I have a old troy bilt tiller.I do not know the model# but i have the serial#. But i can not find parts with the seriar # that i have and the serial # is not listed on any site. The serial # is 771965. Can any one help?


----------



## Mowerman (Oct 13, 2003)

If your after bearings ,just take the old bearings or the numbers off them down to your local bearing centre & they should be able to match them with a after market set or a single bearing for you as mine over here in Aust I had no problems getting bearings for my old Troy.
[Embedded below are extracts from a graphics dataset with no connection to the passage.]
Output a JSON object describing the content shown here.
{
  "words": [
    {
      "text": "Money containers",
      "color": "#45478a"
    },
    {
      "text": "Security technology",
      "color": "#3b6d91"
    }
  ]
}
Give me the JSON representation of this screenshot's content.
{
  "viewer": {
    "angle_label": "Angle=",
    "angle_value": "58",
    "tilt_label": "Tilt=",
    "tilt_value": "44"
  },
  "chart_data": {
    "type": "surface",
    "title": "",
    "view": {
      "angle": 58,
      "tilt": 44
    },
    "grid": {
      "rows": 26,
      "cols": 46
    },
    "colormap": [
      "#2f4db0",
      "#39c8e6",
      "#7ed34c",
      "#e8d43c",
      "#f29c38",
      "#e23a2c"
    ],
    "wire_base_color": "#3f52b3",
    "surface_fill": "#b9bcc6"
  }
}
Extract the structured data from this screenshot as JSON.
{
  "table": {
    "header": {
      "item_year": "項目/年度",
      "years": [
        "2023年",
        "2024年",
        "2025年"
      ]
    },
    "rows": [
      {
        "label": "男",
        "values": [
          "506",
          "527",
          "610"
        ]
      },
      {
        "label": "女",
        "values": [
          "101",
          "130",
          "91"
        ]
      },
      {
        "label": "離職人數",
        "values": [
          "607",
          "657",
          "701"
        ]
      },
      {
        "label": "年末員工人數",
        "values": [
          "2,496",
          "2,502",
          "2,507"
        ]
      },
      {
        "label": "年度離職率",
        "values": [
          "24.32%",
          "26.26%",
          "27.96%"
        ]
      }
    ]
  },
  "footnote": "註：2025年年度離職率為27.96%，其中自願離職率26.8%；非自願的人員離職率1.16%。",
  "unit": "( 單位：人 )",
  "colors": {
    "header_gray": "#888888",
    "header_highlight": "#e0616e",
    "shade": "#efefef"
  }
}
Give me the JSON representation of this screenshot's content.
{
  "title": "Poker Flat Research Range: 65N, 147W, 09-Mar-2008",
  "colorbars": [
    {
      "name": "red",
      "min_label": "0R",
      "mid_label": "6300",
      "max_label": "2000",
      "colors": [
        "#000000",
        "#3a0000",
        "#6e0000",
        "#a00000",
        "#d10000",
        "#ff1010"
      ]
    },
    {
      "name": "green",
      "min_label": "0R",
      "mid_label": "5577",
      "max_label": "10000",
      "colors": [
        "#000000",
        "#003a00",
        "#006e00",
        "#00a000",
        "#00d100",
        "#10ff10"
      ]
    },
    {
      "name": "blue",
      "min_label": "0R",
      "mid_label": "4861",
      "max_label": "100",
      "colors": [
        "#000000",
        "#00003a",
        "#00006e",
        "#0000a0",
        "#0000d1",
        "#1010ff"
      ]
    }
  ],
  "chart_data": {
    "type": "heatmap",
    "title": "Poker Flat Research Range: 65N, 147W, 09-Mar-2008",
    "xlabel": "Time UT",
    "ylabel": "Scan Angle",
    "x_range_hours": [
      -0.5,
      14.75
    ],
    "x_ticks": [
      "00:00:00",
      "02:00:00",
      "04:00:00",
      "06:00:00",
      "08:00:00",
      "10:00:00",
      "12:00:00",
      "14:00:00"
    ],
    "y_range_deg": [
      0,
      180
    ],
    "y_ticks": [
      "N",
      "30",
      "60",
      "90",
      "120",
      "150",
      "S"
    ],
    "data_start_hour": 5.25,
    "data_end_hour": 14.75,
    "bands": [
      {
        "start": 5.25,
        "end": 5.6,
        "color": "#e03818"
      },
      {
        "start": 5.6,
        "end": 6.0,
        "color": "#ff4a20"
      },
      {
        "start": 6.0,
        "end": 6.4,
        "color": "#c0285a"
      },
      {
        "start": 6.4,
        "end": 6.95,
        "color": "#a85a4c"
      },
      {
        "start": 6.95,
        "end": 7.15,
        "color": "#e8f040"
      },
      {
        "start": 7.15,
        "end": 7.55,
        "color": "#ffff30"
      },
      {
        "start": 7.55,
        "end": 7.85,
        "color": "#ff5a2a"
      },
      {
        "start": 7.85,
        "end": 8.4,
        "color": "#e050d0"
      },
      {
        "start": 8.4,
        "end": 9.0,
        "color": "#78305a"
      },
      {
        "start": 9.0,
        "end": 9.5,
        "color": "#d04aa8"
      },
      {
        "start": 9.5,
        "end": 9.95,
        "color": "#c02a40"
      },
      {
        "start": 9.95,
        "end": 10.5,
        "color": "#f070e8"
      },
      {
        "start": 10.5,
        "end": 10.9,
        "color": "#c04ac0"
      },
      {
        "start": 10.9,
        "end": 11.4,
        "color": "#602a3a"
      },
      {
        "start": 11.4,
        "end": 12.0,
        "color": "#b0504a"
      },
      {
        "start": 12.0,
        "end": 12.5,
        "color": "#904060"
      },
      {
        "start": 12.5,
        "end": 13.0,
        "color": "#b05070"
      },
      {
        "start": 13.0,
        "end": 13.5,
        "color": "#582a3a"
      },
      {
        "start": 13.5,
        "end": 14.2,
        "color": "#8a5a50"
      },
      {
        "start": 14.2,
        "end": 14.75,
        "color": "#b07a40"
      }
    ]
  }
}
As for rotor blades I cut down a set from another brand that was a simalar shape . But drilling the holes took a bit of doing  being made out of Hytensile steel .


----------



## deermit (May 31, 2011)

Try this guy, Bill Rogers, he has a Yahoo group and he can answer all your questions and get you the parts you require.
Email him at [email protected] or call toll free 1-800-609-5110. 
His web site is troybilttillerclub : TROY BILT TILLER CLUB - A place to exchange repair and parts Information


----------



## magnoliadad2012 (Nov 29, 2012)

We obtained an old Troy Bilt 8hp electric start Briggs & Stratton that had been sitting out in the weather for 15+ years. We think the serial number (after scrubbing off rust) is 92830 or 82830. We would like to know what year and model it is. Help would be appreciated.


----------